To OpenAI, though, the GPT-2 rollout was a success and a stepping-stone toward where the company is now. “I think that is definitely part of the success-story framing," Miles Brundage, the current Head of Policy Research, said during a meeting discussing GPT-2, Hao reported. "The lead of this section should be: We did an ambitious thing, now some people are replicating it, and here are some reasons why it was beneficial.”

Since then, OpenAI appears to have kept the hype part of the GPT-2 release formula, but nixed the openness. GPT-3 was launched in 2020 and was quickly "exclusively" licensed to Microsoft. GPT-3's source code has still not been released even as the company now looks toward GPT-4. The model is only accessible to the public via ChatGPT with an API, and OpenAI launched a paid tier to guarantee access to the model. 
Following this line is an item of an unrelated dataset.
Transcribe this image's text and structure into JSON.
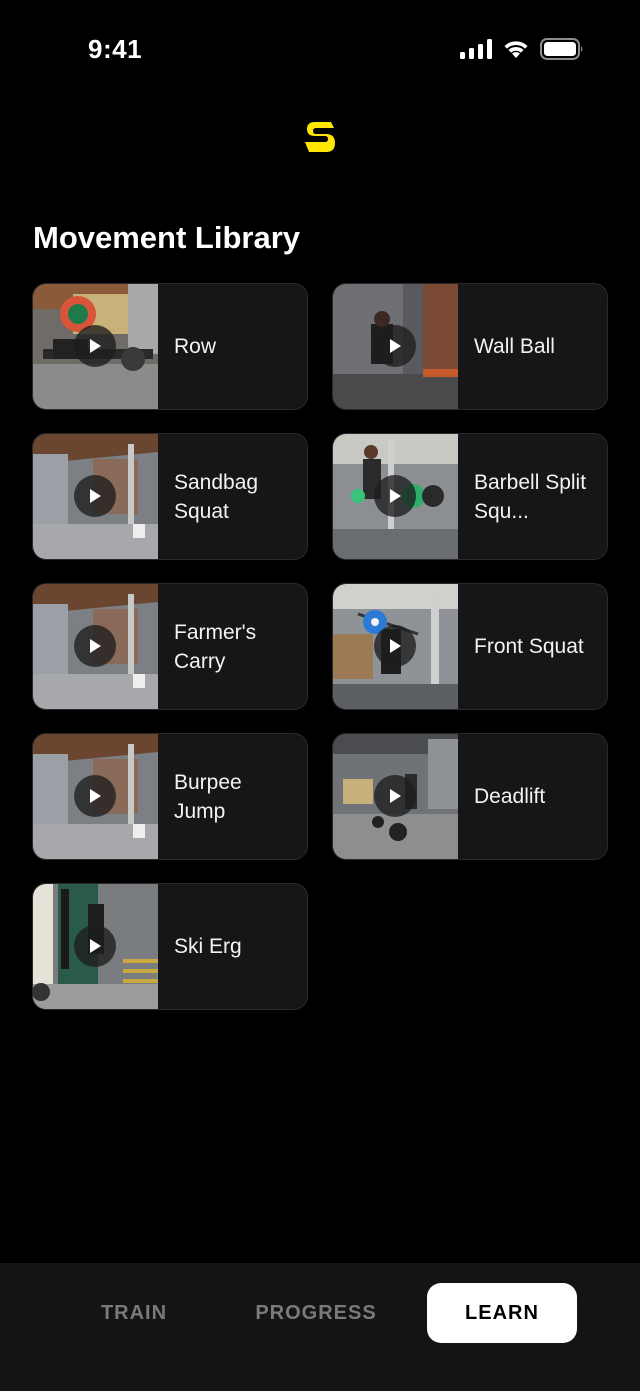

There are a few stated reasons why OpenAI did this. The first is money. The firm stated in its API announcement blog, "commercializing the technology helps us pay for our ongoing AI research, safety, and policy efforts." The second reason is a stated bias toward helping large companies. It is "hard for anyone except larger companies to benefit from the underlying technology," OpenAI stated. Finally, the company claims it is safer to release via an API instead of open-source because the firm can respond to cases of misuse.